No, not vacation, something we all need right now. Rather, vocation refers to the work you do, your career, how you devote your skills and talents. My introduction to the word was in high school. There was a course of study called Vocational Agriculture. It was for the farm kids who were going to go into the family farming business.
I went to college and studied lots of things. Then I was introduced again to the word when I taught 7th grade at a Catholic school. Not being Catholic, I had to pick up on the specific meaning of the word as they used it back then–namely (I think) showing the kids the opportunities for “vocation” meaning becoming a priest, brother, or sister.
Most of us get a job of some kind and perhaps it becomes a career of some kind. Do we think beyond that? Like those Catholic kids I taught, are we encouraged to consider what God might want us to do with our time, skill, talent?

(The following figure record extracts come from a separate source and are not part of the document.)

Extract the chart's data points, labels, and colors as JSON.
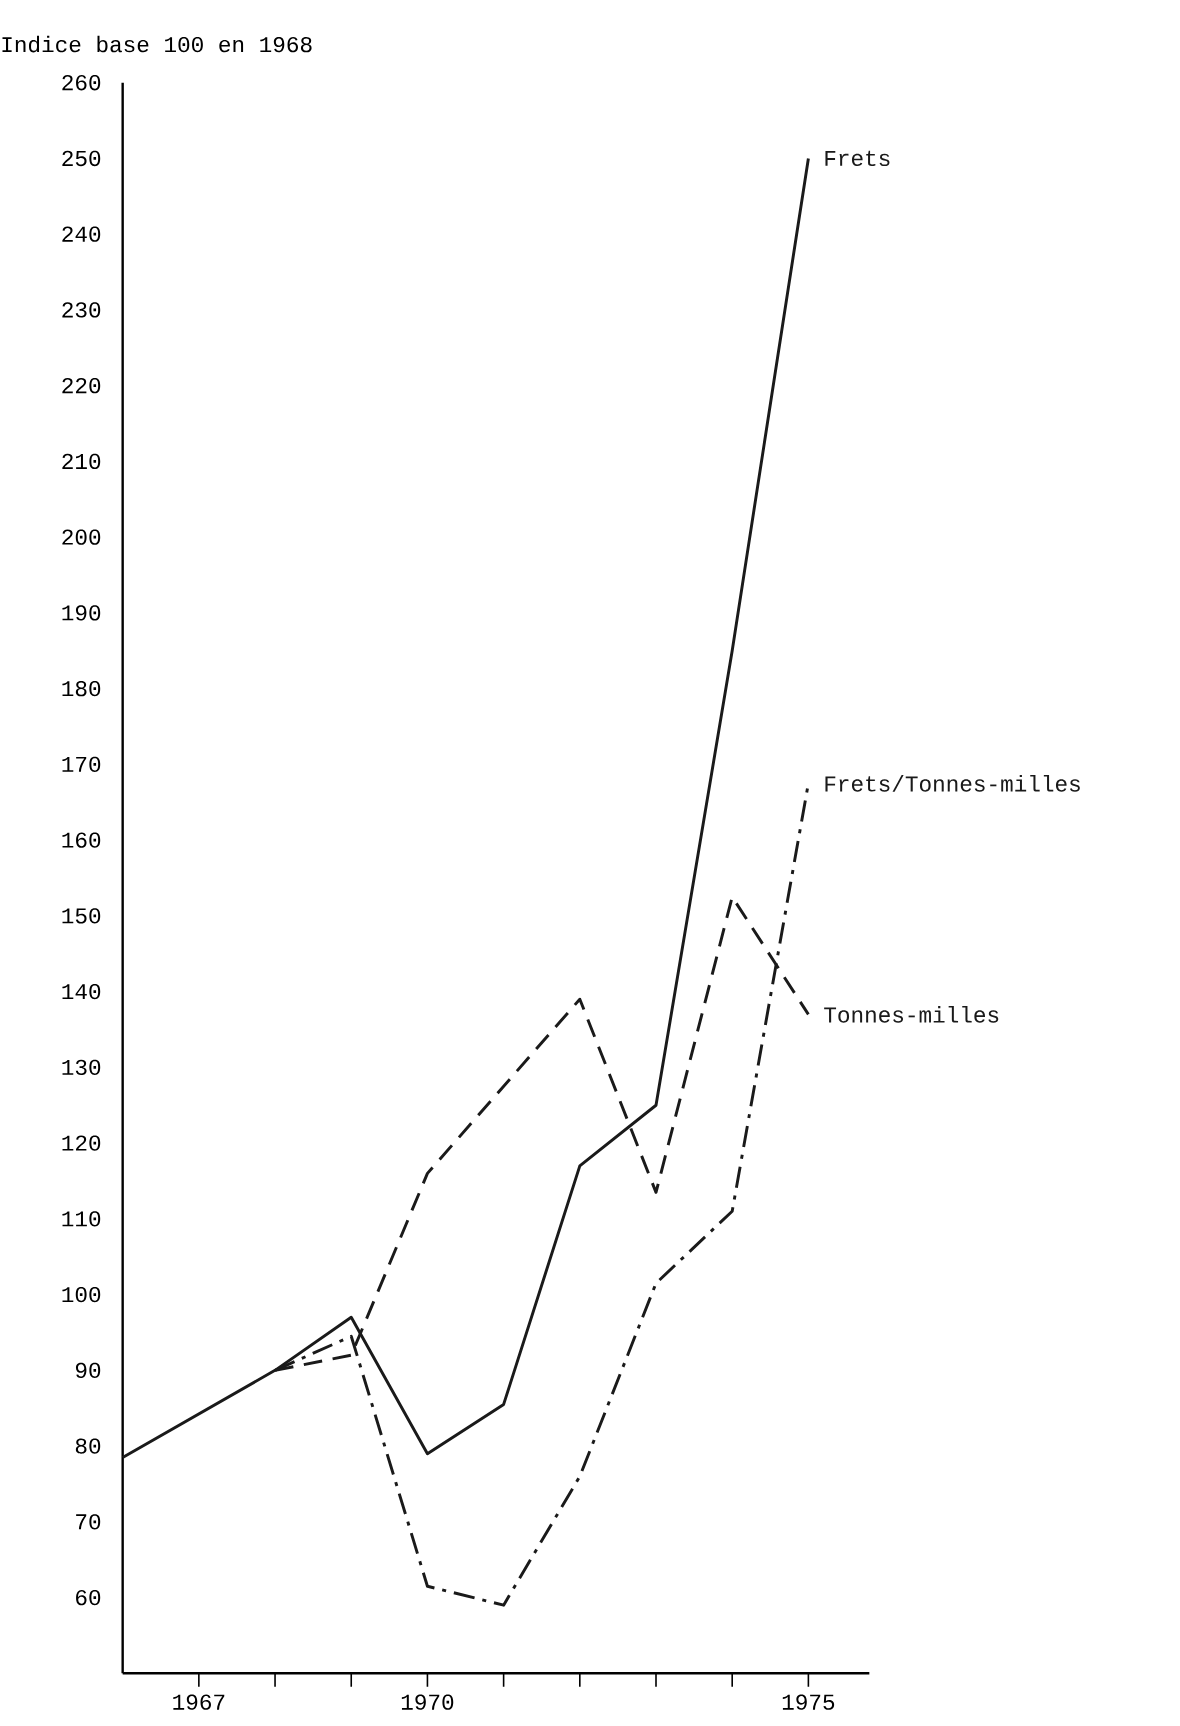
{
  "chart_data": {
    "type": "line",
    "ylabel": "Indice base 100 en 1968",
    "series": [
      {
        "name": "Frets",
        "color": "#1a1a1a",
        "line_style": "solid",
        "x": [
          1966,
          1968,
          1969,
          1970,
          1971,
          1972,
          1973,
          1974,
          1975
        ],
        "values": [
          78.5,
          90,
          97,
          79,
          85.5,
          117,
          125,
          185,
          250
        ]
      },
      {
        "name": "Frets/Tonnes-milles",
        "color": "#1a1a1a",
        "line_style": "dashdot",
        "x": [
          1968,
          1969,
          1970,
          1971,
          1972,
          1973,
          1974,
          1975
        ],
        "values": [
          90,
          94.5,
          61.5,
          59,
          76,
          101.5,
          111,
          167.5
        ]
      },
      {
        "name": "Tonnes-milles",
        "color": "#1a1a1a",
        "line_style": "dashed",
        "x": [
          1968,
          1969,
          1970,
          1971,
          1972,
          1973,
          1974,
          1975
        ],
        "values": [
          90,
          92,
          116,
          127.5,
          139,
          113.5,
          152.5,
          137
        ]
      }
    ],
    "xlim": [
      1966,
      1975.8
    ],
    "ylim": [
      50,
      260
    ],
    "xticks": [
      1967,
      {
        "value": 1968,
        "label": null
      },
      {
        "value": 1969,
        "label": null
      },
      1970,
      {
        "value": 1971,
        "label": null
      },
      {
        "value": 1972,
        "label": null
      },
      {
        "value": 1973,
        "label": null
      },
      {
        "value": 1974,
        "label": null
      },
      1975
    ],
    "yticks": [
      60,
      70,
      80,
      90,
      100,
      110,
      120,
      130,
      140,
      150,
      160,
      170,
      180,
      190,
      200,
      210,
      220,
      230,
      240,
      250,
      260
    ],
    "grid": false,
    "marker": "none"
  }
}
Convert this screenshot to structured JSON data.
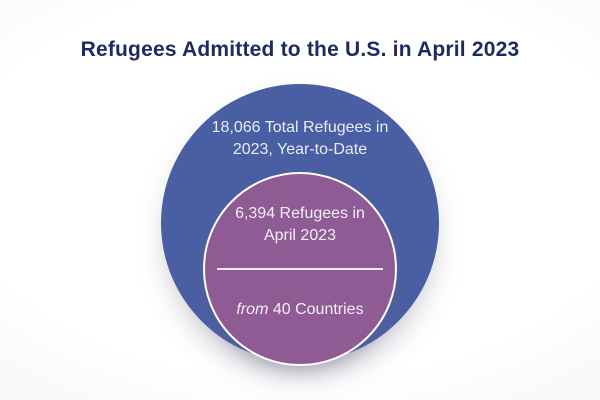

I saw this thought in today’s readings:
Vocation is not evoked by your bundle of need and desire. Vocation is what God wants from you whereby your life is transformed into a consequence of God’s redemption of the world. Look no further than Jesus’s disciples – remarkably mediocre, untalented, lackluster yokels – to see that innate talent or inner yearning has less to do with vocation than God’s thing for redeeming lives by assigning us something to do for God.
Especially American Baby Boomers, but also many people in the world, think about how much money we can make, or how much power we can exert over others, or retiring to a lifestyle of wealthy leisure such as portrayed in countless movies and TV shows.